In the U.S., median wages grew 6.4% through October, according to a wage tracker by the Federal Reserve Bank of Atlanta. Those switching jobs typically got a premium, and their median wage gain was 7.6% over the same period.
“Those who switch jobs often get a much larger pay increase,” said Mallory Vachon, senior economist at ThinkWhy, a Dallas-based software services company that focuses on jobs and pay.
Some tech giants recently announced major layoffs, including Facebook parent Meta cutting over 11,000 jobs and Amazon cutting about 10,000. Those moves made national headlines, and the large layoffs have a big impact on those directly affected, Vachon said.
But the broader job market continues in expansion mode because companies are hiring.
“Given how much demand is still out there, it seems like most of those workers will not be unemployed for long,” Vachon said. “There’s enough demand to make up for the cuts.”
Some hard-hit job sectors during the pandemic are among the growth leaders now. Leisure and hospitality, which includes restaurant and hotel workers, increased jobs by 14% in Dallas-Fort Worth for the 12 months ended in October. Construction, mining and logging, which includes the oil and gas business, was up 9%, according to the Bureau of Labor Statistics.
In an October survey by the Federal Reserve Bank of Dallas, more than half of Texas executives said they were trying to hire or recall employees, and 63% were understaffed. The No. 1 impediment to hiring? A lack of applicants.
One restaurant and bar cannot fill many positions despite continuing to increase pay: We’re “ unable to be open seven days because of a shortage of employees,” an executive told the Dallas Fed.
A tech exec said the information technology sector still cannot recruit enough talent, adding: “ We see no change in this soon.”
Two additional data points drive home the strength of the job market: Both layoffs and unemployment remain relatively low.
Texas companies had 111,000 layoffs in September, nearly 40% fewer than in an average month in 2019. D-FW had a 3.4% unemployment rate in October, down from 4.2% a year ago. Unemployment is low enough to make hiring difficult and dampen prospects for growth.

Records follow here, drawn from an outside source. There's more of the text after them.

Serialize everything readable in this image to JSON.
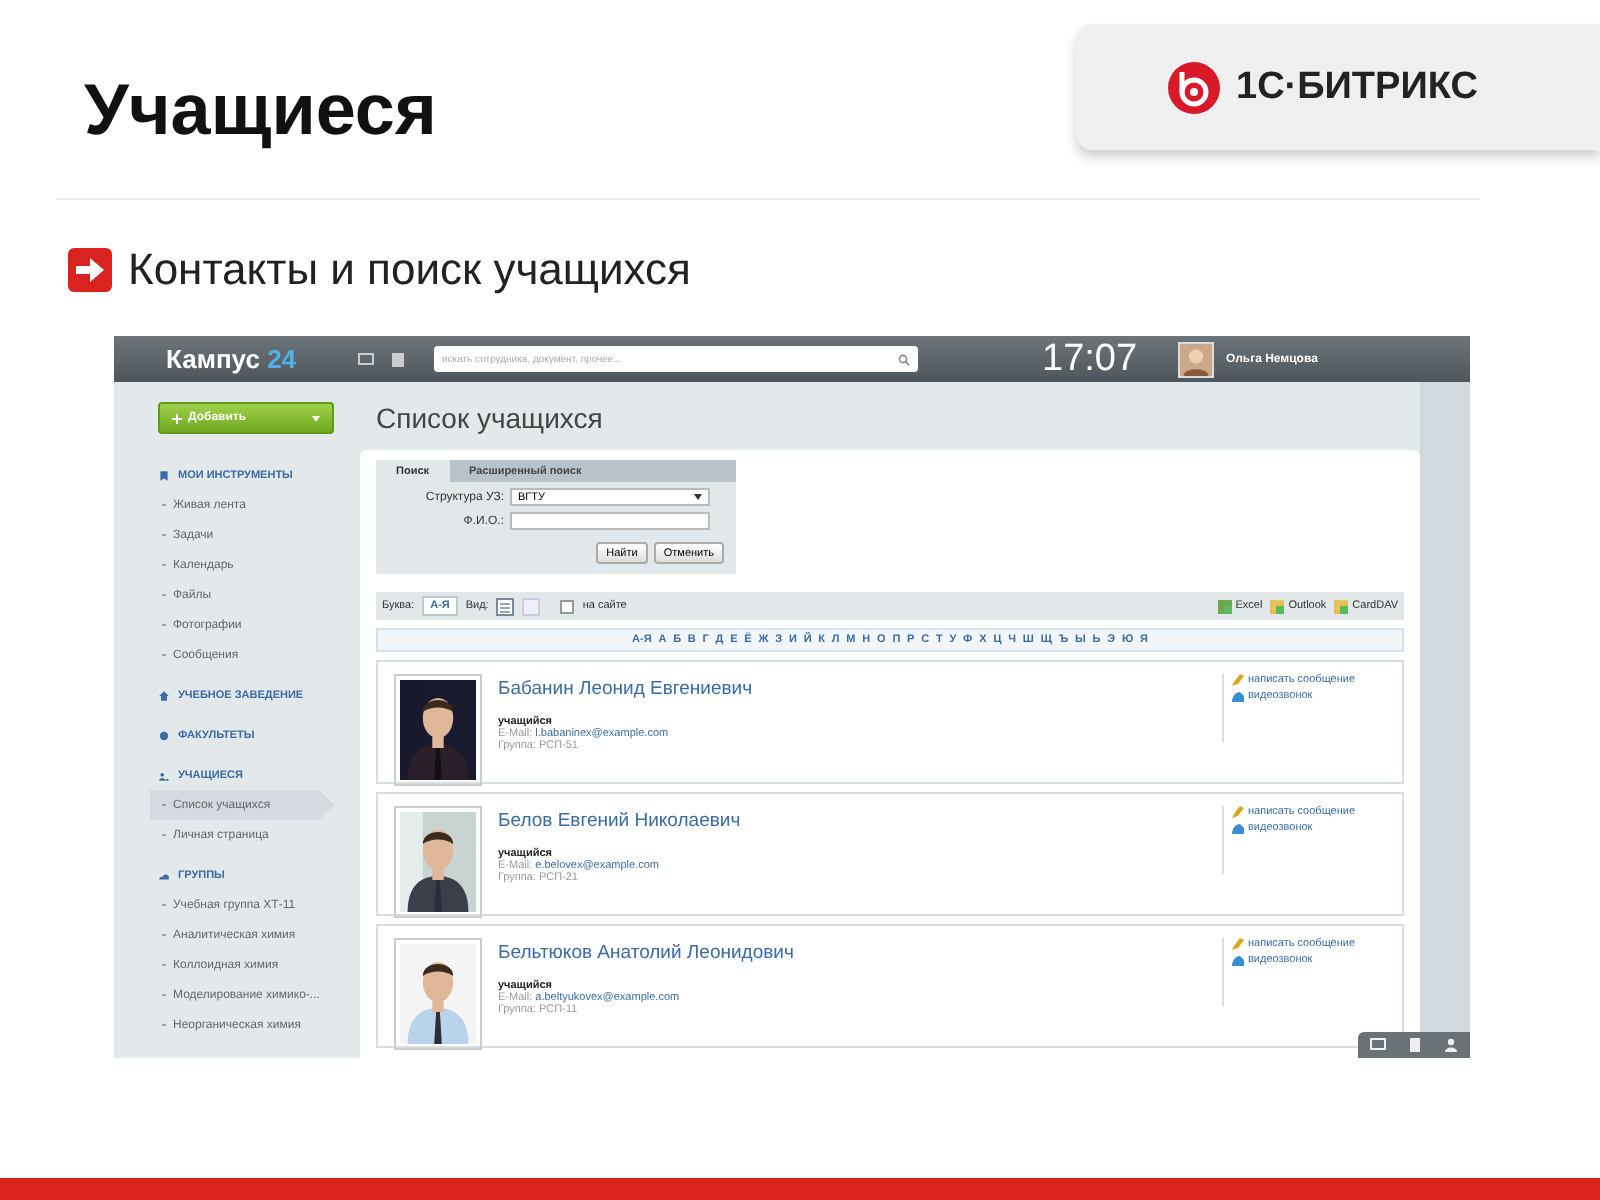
{
  "slide": {
    "title": "Учащиеся",
    "logo_text": "1С·БИТРИКС",
    "bullet": "Контакты и поиск учащихся"
  },
  "app": {
    "header": {
      "logo": "Кампус",
      "logo_number": "24",
      "search_placeholder": "искать сотрудника, документ, прочее...",
      "time": "17:07",
      "user_name": "Ольга Немцова"
    },
    "add_button": "Добавить",
    "sidebar": [
      {
        "title": "МОИ ИНСТРУМЕНТЫ",
        "kind": "bookmark",
        "items": [
          {
            "label": "Живая лента",
            "selected": false
          },
          {
            "label": "Задачи",
            "selected": false
          },
          {
            "label": "Календарь",
            "selected": false
          },
          {
            "label": "Файлы",
            "selected": false
          },
          {
            "label": "Фотографии",
            "selected": false
          },
          {
            "label": "Сообщения",
            "selected": false
          }
        ]
      },
      {
        "title": "УЧЕБНОЕ ЗАВЕДЕНИЕ",
        "kind": "house"
      },
      {
        "title": "ФАКУЛЬТЕТЫ",
        "kind": "gear"
      },
      {
        "title": "УЧАЩИЕСЯ",
        "kind": "people",
        "items": [
          {
            "label": "Список учащихся",
            "selected": true
          },
          {
            "label": "Личная страница",
            "selected": false
          }
        ]
      },
      {
        "title": "ГРУППЫ",
        "kind": "cloud",
        "items": [
          {
            "label": "Учебная группа ХТ-11",
            "selected": false
          },
          {
            "label": "Аналитическая химия",
            "selected": false
          },
          {
            "label": "Коллоидная химия",
            "selected": false
          },
          {
            "label": "Моделирование химико-...",
            "selected": false
          },
          {
            "label": "Неорганическая химия",
            "selected": false
          }
        ]
      }
    ],
    "page_title": "Список учащихся",
    "search_tabs": [
      {
        "label": "Поиск",
        "selected": true
      },
      {
        "label": "Расширенный поиск",
        "selected": false
      }
    ],
    "fields": [
      {
        "label": "Структура УЗ:",
        "kind": "select",
        "value": "ВГТУ"
      },
      {
        "label": "Ф.И.О.:",
        "kind": "text"
      }
    ],
    "form_buttons": [
      "Найти",
      "Отменить"
    ],
    "toolbar": {
      "letter_label": "Буква:",
      "letter_button": "А-Я",
      "view_label": "Вид:",
      "online": {
        "label": "на сайте",
        "checked": false
      },
      "exports": [
        "Excel",
        "Outlook",
        "CardDAV"
      ]
    },
    "alphabet": [
      "А-Я",
      "А",
      "Б",
      "В",
      "Г",
      "Д",
      "Е",
      "Ё",
      "Ж",
      "З",
      "И",
      "Й",
      "К",
      "Л",
      "М",
      "Н",
      "О",
      "П",
      "Р",
      "С",
      "Т",
      "У",
      "Ф",
      "Х",
      "Ц",
      "Ч",
      "Ш",
      "Щ",
      "Ъ",
      "Ы",
      "Ь",
      "Э",
      "Ю",
      "Я"
    ],
    "students": [
      {
        "name": "Бабанин Леонид Евгениевич",
        "role": "учащийся",
        "email_label": "E-Mail:",
        "email": "l.babaninex@example.com",
        "group": "Группа: РСП-51",
        "actions": [
          "написать сообщение",
          "видеозвонок"
        ]
      },
      {
        "name": "Белов Евгений Николаевич",
        "role": "учащийся",
        "email_label": "E-Mail:",
        "email": "e.belovex@example.com",
        "group": "Группа: РСП-21",
        "actions": [
          "написать сообщение",
          "видеозвонок"
        ]
      },
      {
        "name": "Бельтюков Анатолий Леонидович",
        "role": "учащийся",
        "email_label": "E-Mail:",
        "email": "a.beltyukovex@example.com",
        "group": "Группа: РСП-11",
        "actions": [
          "написать сообщение",
          "видеозвонок"
        ]
      }
    ]
  }
}
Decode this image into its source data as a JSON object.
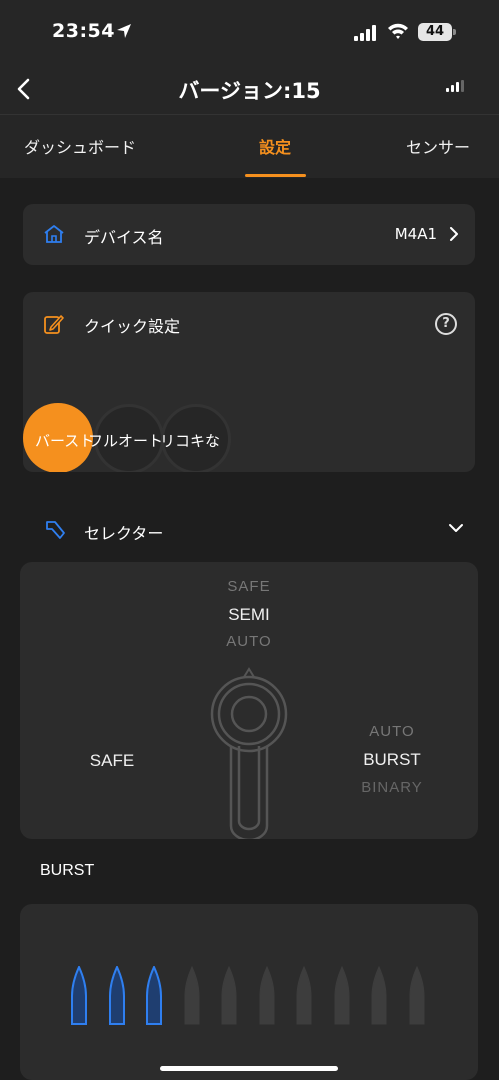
{
  "status_bar": {
    "time": "23:54",
    "battery": "44"
  },
  "nav": {
    "title": "バージョン:15"
  },
  "tabs": [
    {
      "label": "ダッシュボード"
    },
    {
      "label": "設定"
    },
    {
      "label": "センサー"
    }
  ],
  "device": {
    "label": "デバイス名",
    "value": "M4A1"
  },
  "quick_settings": {
    "label": "クイック設定",
    "help": "?",
    "modes": [
      {
        "label": "バースト"
      },
      {
        "label": "フルオート"
      },
      {
        "label": "リコキな"
      }
    ]
  },
  "selector": {
    "label": "セレクター",
    "top_options": [
      "SAFE",
      "SEMI",
      "AUTO"
    ],
    "left_option": "SAFE",
    "right_options": [
      "AUTO",
      "BURST",
      "BINARY"
    ]
  },
  "burst": {
    "heading": "BURST",
    "bullets_total": 10,
    "bullets_active": 3
  },
  "colors": {
    "accent": "#f5901e",
    "active_blue": "#2f7ff0",
    "card": "#2c2c2c",
    "background": "#1e1e1e"
  }
}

“Our production constraint has shifted from supply chain to labor,” a transportation equipment maker told the Dallas Fed. “ We cannot hire fast enough to increase production as fast as we would like to.”
That could change if the economy slows, and many are predicting a recession next year, including JPMorgan Chase CEO Jamie Dimon.
That could represent a buying opportunity for some employers, said Jay Denton, chief analytics officer at ThinkWhy.
A downturn could boost the talent supply and slow wage inflation, he said, and that would improve options for many hiring managers.
“If you are in a business or department that is growing, you will likely find more candidates within your budget,” Denton said.
He has different advice for job-seekers, given the risk of a downturn: Tread carefully — and do your research.
While a company may maintain the same number of total jobs, there can be significant churn in some departments. Work hard to understand the outlook for the department as well as the company, he said. Ask a lot of questions about the new role — and keep pay raises in perspective.
“Be careful trying to chase a big paycheck because layoffs are likely to increase, and the last people hired are often the first to get cut,” Denton said.